Und in der Tat lässt sich in der säkularen Welt zwischen 1875 und dem Ersten Weltkrieg ein eigentliches Knäuel von um Mystik, Lebensphilosophie, Theosophie und Esoterik und vielerlei anderswie bemühter Studien und Texte wahrnehmen. Der okkultistisch-esoterische Bezug oder die vom Religiösen emanzipierte ekstatische Erfahrung blieben bei vielen Interessenten vorrangig: bei Gustav Theodor Fechner, Carl du Prel, Frederik Willem van Eeden, William James, Richard Maurice Bucke, Edwin Diller Starbuck, Bertrand Russell, Papus, Piotr D. Ouspensky, Helena Petrowna Blavatsky, G. R. S. Mead, Arthur Edward Waite usw.; das religiöse Interesse an der Mystik dagegen dominierte bei Ralph William Inge, Vladimir Solovjev und Evelyn Underhill.
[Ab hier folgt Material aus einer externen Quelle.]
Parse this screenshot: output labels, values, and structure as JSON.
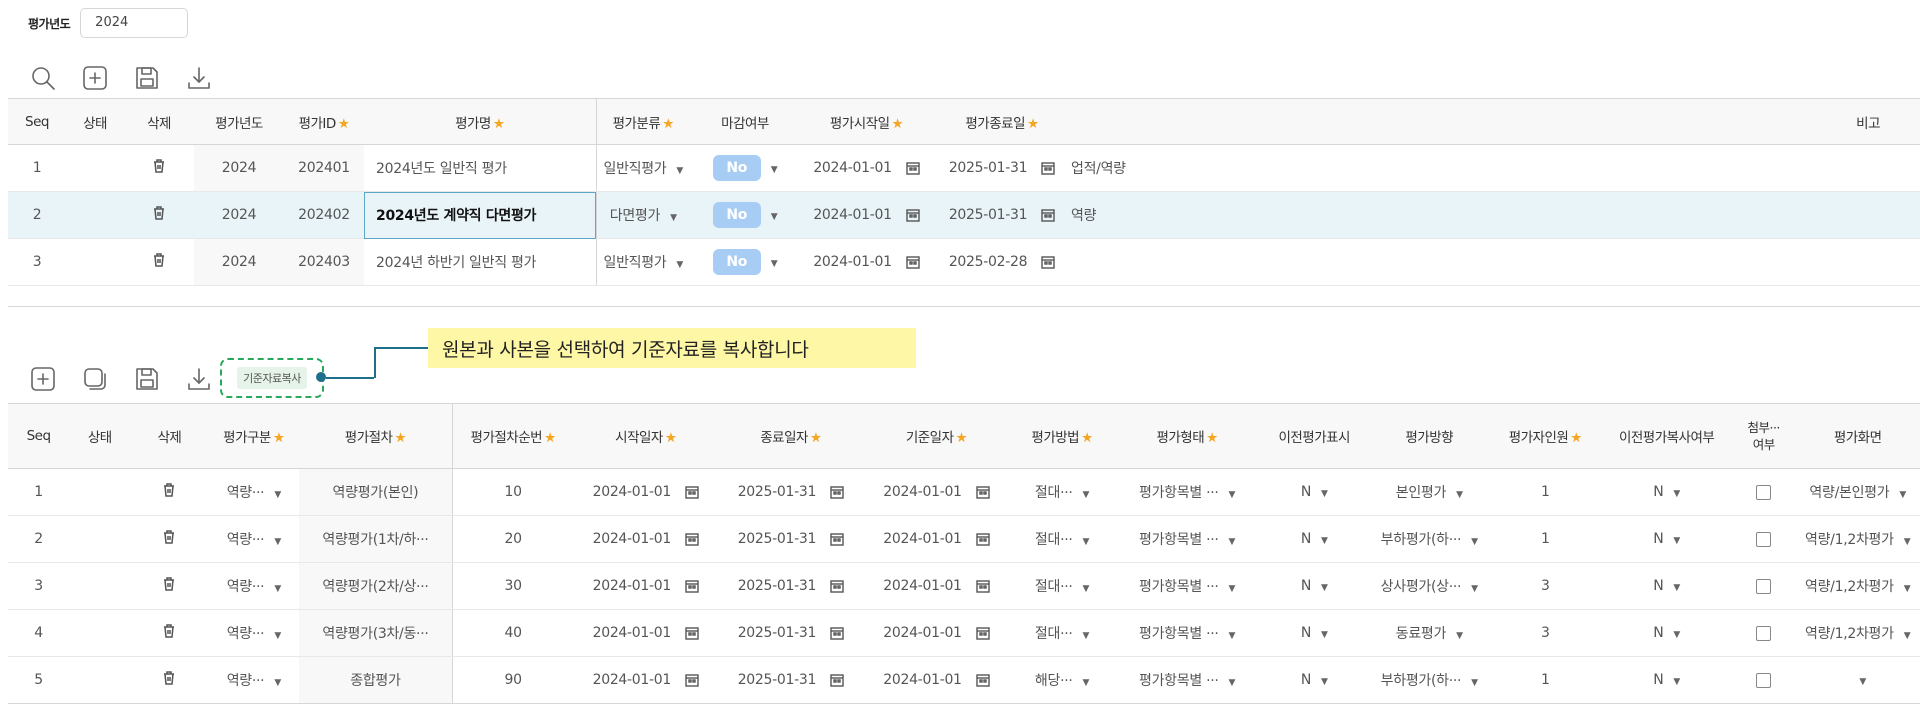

Auch im deutschen Sprachraum fanden sich eine Fülle von philosophisch, theologisch und dichterisch engagierten Intellektuellen, die sich um ein vital und emotional religiöses, theologisches, philosophisches, aber auch esoterisches oder ›säkulares‹, d.h. atheistisch grundiertes Verständnis von Mystik bemühten: Franz von Baader, der junge Martin Buber, Johann Joseph von Görres, Franz Hartmann, Max Heindel, Hermann Alexander Graf Keyserling, Karl Kiesewetter, Ludwig Klages, Gustav Landauer, Fritz Mauthner, Hermann Schwarz, Albert Schweitzer, Ludwig Wittgenstein, Leopold Ziegler.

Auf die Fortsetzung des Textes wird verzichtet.